The dirtier you get, the more intimate with your work you get, whether you are messing around with sales projections or oil paints. Artists know the pure deliciousness of surrendering completely to their process. So don’t worry about having to research things without a firm sense of where you’re going, or whether you get some burnt sienna on your jeans. It’s good to get dirty because it means you’re closer to that exalted state of flow — a place where spelling doesn’t count (for the moment), amazing synchronicities can take place, strokes of brilliance pop up out of nowhere, and things blend in new and unexpected ways.
6. You can’t create for the marketplace; you can only create for you.
I once heard an interview with a pop singer who had carefully dissected and repackaged the rhythmic patterns, vocal technique, lyric phrasing and dance moves of Michael Jackson, in an attempt to be Michael II. You have never heard of this guy because … guess what? It didn’t work. You can’t buy success any more than you can duplicate genius.
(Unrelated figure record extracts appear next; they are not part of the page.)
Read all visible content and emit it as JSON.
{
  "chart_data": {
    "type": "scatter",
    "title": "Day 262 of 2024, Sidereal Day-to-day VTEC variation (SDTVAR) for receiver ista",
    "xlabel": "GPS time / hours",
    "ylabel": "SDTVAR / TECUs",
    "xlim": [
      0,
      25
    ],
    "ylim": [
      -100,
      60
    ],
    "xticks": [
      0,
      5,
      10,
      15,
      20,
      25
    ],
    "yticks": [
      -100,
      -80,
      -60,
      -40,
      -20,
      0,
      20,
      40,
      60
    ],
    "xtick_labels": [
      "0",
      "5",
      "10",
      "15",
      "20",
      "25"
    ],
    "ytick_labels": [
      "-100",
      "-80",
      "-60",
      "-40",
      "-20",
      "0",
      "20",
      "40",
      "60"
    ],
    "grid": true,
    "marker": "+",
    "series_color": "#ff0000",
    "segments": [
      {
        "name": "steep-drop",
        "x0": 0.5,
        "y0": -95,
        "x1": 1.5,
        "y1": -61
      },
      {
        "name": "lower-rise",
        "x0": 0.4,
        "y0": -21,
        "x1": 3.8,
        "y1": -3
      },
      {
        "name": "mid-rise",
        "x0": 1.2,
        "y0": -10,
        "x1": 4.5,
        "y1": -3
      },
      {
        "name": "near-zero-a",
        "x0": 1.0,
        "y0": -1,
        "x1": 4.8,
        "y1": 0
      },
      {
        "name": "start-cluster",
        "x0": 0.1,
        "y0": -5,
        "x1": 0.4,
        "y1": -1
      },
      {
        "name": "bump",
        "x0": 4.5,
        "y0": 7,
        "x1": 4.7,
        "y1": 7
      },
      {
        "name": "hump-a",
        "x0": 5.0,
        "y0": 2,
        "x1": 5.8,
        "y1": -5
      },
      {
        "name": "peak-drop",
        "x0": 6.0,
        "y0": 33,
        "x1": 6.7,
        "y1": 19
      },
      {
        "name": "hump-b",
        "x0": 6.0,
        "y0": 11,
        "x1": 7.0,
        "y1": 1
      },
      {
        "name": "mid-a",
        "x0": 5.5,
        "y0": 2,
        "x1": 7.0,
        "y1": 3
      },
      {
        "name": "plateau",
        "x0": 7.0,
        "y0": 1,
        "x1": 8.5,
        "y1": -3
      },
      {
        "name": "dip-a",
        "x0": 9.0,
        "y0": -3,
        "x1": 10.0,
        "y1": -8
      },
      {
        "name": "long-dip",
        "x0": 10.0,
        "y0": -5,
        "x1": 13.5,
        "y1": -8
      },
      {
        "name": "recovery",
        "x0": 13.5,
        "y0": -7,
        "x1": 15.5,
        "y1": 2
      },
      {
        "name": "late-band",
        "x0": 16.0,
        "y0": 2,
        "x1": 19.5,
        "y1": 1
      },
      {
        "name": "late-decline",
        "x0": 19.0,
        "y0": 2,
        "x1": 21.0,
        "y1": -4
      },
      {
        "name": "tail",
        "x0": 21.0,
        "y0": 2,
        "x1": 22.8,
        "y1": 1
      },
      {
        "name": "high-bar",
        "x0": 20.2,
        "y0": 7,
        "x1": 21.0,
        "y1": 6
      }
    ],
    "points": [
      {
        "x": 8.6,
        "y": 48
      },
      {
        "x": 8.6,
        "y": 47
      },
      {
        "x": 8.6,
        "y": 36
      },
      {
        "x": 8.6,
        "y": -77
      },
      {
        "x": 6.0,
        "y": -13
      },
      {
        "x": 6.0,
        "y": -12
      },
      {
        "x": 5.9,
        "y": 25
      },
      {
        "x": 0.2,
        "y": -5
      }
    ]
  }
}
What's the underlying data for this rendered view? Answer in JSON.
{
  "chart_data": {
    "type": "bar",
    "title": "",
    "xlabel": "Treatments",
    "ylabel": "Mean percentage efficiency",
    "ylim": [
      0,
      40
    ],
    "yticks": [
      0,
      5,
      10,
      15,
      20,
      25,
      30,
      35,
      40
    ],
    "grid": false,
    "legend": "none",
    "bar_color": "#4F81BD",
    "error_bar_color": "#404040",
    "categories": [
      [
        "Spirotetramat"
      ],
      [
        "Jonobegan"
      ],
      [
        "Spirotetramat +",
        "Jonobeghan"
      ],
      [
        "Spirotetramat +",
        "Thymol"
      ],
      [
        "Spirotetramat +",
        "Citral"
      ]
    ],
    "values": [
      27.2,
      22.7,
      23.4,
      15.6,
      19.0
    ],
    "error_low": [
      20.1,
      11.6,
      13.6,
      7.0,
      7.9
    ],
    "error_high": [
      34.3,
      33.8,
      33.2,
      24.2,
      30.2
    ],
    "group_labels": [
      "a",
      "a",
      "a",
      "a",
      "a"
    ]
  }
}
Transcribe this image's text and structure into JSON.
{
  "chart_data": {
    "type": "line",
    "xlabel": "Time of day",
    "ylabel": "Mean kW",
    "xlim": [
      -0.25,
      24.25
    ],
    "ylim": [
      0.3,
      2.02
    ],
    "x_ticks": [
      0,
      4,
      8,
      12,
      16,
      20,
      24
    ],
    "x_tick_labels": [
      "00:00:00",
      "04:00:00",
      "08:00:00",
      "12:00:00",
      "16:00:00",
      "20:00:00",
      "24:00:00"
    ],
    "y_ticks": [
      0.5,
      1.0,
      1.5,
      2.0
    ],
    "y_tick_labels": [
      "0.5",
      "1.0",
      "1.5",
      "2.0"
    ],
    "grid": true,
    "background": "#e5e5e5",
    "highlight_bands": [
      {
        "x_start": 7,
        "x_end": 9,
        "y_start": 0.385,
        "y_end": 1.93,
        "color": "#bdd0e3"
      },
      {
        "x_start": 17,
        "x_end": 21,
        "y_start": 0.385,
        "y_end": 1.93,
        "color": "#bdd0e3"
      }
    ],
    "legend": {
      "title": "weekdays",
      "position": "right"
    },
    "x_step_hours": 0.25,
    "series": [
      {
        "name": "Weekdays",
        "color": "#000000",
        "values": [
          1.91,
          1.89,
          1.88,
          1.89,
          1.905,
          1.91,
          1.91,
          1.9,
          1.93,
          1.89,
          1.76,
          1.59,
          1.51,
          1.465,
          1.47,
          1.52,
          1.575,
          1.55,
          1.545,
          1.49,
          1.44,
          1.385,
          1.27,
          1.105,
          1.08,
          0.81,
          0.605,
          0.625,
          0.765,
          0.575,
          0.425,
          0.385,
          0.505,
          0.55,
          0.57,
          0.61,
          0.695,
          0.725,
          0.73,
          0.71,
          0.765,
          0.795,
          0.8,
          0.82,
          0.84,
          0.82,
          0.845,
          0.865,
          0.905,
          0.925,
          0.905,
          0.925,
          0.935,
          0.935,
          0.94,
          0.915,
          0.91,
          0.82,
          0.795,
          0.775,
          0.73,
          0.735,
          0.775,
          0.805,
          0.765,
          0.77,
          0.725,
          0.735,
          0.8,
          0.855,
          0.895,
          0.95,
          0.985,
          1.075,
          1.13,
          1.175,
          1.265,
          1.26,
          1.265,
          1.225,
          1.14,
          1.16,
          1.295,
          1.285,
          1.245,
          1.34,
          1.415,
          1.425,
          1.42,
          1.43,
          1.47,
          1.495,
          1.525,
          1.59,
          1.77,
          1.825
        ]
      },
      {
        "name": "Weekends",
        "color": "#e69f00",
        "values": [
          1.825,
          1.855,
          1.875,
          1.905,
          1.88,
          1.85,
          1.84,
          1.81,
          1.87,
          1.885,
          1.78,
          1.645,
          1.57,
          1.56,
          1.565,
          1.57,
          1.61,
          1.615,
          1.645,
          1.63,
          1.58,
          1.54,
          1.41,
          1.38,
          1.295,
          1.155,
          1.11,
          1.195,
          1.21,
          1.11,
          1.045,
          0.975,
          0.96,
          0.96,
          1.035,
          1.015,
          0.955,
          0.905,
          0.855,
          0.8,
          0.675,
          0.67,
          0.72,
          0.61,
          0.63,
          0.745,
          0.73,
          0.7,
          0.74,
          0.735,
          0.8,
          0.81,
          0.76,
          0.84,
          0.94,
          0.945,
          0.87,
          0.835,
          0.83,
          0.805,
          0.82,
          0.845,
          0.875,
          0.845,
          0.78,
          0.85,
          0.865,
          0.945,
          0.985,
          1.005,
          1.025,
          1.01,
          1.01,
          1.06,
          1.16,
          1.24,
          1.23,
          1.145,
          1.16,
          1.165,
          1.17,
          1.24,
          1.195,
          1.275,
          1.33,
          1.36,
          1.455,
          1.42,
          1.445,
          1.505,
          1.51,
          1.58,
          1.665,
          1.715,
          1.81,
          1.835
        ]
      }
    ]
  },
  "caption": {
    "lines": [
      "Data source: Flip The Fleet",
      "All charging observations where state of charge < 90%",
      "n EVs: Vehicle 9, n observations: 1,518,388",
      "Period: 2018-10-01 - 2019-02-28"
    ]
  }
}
The key is to do the opposite. You want to begin with your own organic idea that is born out of who you are and what you are here to do in life. Start with a concept that sparks your passion, then follow that spark as it guides you through its development.
7. It’s the work they’re rejecting, not you.
Sometimes you go out there and dangle your creative product in the marketplace, and you get back a big, wet raspberry. Experienced artists know this has less to do with the quality of the work than what people are buying at this particular moment in time.
This is why artists never take rejection personally. They simply keep looking for the next opportunity to show their work, with the understanding that they are playing the odds. Sooner or later, someone’s got to buy — and if they don’t, then maybe that particular piece was not destined to sell at this time. (And that doesn’t mean it won’t sell later.)